Dantès esgotara o círculo dos recursos humanos. Como dissemos que acabaria por acontecer, virou-se então para Deus.
Todas as ideias piedosas espalhadas pelo mundo, que buscam os infelizes vencidos pelo destino, vieram então acalmar-lhe o espírito. Recordou-se das preces que a mãe lhe ensinara e encontrou-lhes um sentido que outrora ignorara. Porque para o homem feliz a prece não passa de um conjunto de palavras monótono e vazio de sentido, até ao dia em que a dor explica ao infortunado a linguagem sublime com o auxílio da qual ele fala a Deus.
Rezou portanto, não com fervor, mas sim com raiva. Rezando em voz alta, já se não assustava com as suas palavras. Então, caía em espécies de êxtases. Via Deus, deslumbrante, em cada palavra que pronunciava. Todos os actos da sua vida humilde e perdida atribuía-os à vontade desse Deus poderoso, extraía daí ensinamentos, propunha-se tarefas a cumprir e no fim de cada prece insinuava o pedido interesseiro que os homens encontram com muito mais frequência maneira de dirigir aos homens do que a Deus: «E perdoai-nos as nossas ofensas, assim como nós perdoamos aos que nos tem ofendido.»
Mas, apesar das suas preces ferventes, Dantès continuou prisioneiro.

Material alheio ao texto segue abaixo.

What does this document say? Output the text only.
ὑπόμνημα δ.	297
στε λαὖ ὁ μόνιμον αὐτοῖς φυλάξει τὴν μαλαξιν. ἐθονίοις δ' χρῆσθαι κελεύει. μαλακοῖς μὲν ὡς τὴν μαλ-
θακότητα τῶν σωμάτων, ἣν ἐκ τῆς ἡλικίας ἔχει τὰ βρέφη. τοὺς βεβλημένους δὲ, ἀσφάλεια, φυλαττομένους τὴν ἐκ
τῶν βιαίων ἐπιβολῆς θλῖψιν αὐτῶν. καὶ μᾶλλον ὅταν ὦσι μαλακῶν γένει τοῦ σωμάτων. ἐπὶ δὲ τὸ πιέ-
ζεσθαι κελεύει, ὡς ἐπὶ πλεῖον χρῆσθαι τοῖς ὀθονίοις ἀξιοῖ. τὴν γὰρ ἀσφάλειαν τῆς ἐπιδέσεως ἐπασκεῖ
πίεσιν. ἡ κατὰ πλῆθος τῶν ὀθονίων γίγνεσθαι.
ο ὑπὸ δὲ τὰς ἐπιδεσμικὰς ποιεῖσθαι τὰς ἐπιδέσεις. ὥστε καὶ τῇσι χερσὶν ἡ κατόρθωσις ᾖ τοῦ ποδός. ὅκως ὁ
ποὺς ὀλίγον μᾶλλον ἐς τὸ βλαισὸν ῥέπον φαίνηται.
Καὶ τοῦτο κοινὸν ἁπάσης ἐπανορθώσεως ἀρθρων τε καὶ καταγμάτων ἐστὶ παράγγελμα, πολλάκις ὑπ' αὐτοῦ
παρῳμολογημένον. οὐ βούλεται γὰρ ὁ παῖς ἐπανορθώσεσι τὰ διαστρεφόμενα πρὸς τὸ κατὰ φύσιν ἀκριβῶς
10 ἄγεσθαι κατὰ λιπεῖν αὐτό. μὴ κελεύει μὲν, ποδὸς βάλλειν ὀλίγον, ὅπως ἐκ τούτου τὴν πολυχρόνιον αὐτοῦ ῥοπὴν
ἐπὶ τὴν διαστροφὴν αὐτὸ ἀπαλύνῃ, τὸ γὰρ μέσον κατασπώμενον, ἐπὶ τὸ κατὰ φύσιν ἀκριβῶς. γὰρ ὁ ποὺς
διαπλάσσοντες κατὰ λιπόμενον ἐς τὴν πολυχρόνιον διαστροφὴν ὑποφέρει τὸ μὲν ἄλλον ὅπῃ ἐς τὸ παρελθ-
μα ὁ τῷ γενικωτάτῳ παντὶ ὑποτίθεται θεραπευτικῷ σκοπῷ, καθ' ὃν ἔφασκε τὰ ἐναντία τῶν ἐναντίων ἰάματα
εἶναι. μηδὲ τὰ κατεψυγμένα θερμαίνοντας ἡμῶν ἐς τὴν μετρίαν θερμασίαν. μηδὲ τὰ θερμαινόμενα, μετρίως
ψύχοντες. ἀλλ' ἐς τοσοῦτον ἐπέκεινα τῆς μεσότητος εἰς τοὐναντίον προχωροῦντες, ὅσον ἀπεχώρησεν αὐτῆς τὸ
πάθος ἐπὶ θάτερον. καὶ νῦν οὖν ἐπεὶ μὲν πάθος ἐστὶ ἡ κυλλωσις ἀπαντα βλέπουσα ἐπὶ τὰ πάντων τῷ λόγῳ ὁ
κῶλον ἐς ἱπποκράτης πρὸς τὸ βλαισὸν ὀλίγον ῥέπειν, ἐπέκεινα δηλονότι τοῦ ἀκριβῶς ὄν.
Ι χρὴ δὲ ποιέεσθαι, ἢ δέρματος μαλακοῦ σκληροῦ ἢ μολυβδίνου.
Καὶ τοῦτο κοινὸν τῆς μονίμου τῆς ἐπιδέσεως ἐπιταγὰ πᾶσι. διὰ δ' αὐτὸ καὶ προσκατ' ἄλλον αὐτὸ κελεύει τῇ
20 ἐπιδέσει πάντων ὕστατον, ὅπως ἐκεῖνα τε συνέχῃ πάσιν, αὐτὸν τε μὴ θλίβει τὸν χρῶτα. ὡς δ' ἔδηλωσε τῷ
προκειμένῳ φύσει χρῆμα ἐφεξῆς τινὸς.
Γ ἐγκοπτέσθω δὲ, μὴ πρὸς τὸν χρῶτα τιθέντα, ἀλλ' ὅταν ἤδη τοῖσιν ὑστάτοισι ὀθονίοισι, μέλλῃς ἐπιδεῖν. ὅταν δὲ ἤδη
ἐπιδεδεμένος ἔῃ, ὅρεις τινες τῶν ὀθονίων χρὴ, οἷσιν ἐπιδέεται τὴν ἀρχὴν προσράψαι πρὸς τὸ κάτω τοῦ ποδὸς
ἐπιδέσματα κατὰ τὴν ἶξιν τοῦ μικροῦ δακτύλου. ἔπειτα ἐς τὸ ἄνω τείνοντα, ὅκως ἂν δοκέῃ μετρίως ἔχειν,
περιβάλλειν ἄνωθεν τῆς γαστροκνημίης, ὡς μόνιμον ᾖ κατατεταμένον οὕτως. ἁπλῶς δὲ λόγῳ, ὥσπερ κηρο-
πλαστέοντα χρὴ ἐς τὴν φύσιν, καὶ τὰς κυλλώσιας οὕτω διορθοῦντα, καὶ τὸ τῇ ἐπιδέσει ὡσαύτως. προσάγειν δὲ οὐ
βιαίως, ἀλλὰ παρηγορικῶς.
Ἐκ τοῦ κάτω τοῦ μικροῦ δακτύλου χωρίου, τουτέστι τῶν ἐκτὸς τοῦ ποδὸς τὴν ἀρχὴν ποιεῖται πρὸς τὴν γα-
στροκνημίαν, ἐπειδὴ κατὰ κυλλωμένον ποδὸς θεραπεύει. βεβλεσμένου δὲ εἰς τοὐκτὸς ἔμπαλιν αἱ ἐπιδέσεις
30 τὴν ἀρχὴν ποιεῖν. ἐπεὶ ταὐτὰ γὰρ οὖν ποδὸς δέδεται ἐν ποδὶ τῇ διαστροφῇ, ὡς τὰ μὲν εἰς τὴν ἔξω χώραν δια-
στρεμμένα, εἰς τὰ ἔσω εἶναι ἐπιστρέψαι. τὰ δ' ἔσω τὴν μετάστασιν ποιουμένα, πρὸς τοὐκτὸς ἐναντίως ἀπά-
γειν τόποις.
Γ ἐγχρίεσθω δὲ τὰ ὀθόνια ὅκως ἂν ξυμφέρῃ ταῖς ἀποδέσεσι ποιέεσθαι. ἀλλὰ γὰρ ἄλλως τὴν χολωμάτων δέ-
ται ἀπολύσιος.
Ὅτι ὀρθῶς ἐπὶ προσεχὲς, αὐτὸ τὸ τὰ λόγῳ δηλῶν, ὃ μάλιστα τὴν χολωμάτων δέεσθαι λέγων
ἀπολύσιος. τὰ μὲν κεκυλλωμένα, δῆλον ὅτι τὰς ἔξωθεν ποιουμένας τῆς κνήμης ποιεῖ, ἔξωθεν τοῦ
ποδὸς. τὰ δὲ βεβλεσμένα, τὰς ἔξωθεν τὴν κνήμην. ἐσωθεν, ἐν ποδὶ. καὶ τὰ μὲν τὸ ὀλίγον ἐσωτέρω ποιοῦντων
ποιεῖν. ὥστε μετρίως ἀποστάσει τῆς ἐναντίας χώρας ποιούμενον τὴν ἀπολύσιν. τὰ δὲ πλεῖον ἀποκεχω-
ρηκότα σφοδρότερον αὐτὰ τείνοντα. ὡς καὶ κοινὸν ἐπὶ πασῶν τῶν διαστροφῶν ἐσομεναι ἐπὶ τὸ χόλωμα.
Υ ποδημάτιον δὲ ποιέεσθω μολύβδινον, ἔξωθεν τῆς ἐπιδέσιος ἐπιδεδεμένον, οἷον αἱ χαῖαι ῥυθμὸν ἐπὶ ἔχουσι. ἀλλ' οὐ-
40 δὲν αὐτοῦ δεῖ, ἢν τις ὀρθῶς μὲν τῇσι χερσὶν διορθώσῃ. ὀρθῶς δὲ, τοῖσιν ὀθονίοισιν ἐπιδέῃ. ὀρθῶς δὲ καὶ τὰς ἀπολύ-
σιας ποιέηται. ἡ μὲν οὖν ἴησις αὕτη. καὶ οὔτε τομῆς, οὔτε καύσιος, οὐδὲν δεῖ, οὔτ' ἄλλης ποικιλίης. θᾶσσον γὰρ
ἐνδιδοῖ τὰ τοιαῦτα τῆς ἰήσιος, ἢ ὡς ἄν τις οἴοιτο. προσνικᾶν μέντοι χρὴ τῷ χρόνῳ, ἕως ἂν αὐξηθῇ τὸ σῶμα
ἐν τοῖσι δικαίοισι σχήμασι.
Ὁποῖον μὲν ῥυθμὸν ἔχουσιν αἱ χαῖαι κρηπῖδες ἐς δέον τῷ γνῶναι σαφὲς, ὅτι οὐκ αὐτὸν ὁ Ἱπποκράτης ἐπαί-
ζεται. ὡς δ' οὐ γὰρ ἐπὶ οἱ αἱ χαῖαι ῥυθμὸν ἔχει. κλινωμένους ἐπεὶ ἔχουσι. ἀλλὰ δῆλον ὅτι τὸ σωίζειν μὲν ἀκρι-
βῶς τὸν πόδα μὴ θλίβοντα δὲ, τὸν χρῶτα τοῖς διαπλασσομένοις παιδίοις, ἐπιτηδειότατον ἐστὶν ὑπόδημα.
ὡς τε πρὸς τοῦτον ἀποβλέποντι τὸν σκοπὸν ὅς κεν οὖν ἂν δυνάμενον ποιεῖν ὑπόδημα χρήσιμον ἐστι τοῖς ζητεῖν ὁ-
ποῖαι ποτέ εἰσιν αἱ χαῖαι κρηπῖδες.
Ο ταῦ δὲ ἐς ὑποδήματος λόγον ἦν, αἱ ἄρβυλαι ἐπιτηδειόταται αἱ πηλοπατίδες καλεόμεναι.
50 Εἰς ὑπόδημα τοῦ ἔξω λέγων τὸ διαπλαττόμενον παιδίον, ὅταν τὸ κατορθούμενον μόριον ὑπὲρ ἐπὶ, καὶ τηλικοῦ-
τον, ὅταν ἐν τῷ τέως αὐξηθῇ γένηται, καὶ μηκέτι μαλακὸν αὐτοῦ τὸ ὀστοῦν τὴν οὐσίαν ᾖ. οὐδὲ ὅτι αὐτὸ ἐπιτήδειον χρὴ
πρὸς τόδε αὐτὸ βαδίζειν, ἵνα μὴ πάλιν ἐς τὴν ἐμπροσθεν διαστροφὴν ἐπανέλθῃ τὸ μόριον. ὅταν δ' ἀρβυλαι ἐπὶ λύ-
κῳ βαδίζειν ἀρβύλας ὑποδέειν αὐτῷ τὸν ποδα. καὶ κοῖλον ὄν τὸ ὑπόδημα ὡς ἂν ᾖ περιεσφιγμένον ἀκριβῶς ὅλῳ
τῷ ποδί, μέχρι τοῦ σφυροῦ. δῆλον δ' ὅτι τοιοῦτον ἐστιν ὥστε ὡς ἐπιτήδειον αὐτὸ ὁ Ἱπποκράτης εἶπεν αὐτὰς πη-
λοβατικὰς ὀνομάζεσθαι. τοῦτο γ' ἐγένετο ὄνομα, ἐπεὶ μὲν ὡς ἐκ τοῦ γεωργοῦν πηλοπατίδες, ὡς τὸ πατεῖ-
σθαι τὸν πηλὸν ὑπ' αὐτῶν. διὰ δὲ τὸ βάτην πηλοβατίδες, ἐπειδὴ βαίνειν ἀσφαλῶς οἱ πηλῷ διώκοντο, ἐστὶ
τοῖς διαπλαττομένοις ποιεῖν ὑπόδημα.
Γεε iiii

Então, o seu espírito tornou-se sombrio e formou-se-lhe uma nuvem espessa diante dos olhos. Dantès era um homem simples e sem educação; o passado permanecera para ele coberto com esse véu escuro que só a ciência ergue. Na solidão da sua masmorra e no deserto do seu pensamento, não podia reconstituir os tempos passados, ressuscitar os povos extintos, reconstruir as cidades antigas, que a imaginação engrandece e poetisa, e que nos passam diante dos olhos, gigantescas e iluminadas pelo fogo do céu, como os quadros babilónicos de Martinn. Ele só tinha o seu passado, tão curto; o seu presente, tão sombrio, e o seu futuro, tão duvidoso: dezanove anos de luz a meditar talvez numa noite eterna! Nenhuma distracção podia portanto vir ajudá-lo. O seu espírito enérgico, ao qual nada seduziria mais do que voar através dos tempos, era obrigado a permanecer prisioneiro como uma águia numa gaiola. Aferrava-se então a uma ideia, à da sua felicidade destruída sem motivo aparente e devido a uma fatalidade inaudita. Encarniçava-se à volta desta ideia, virava-a e revirava-a por todos os lados, devorava-a por assim dizer sofregamente, como no inferno de Dante o implacável Ugolino devora o crânio do arcebispo Roger. Dantès tivera apenas uma fé passageira baseada no poder; perdeu-a como outros a perdem depois do êxito. Simplesmente, não tirara proveito dela.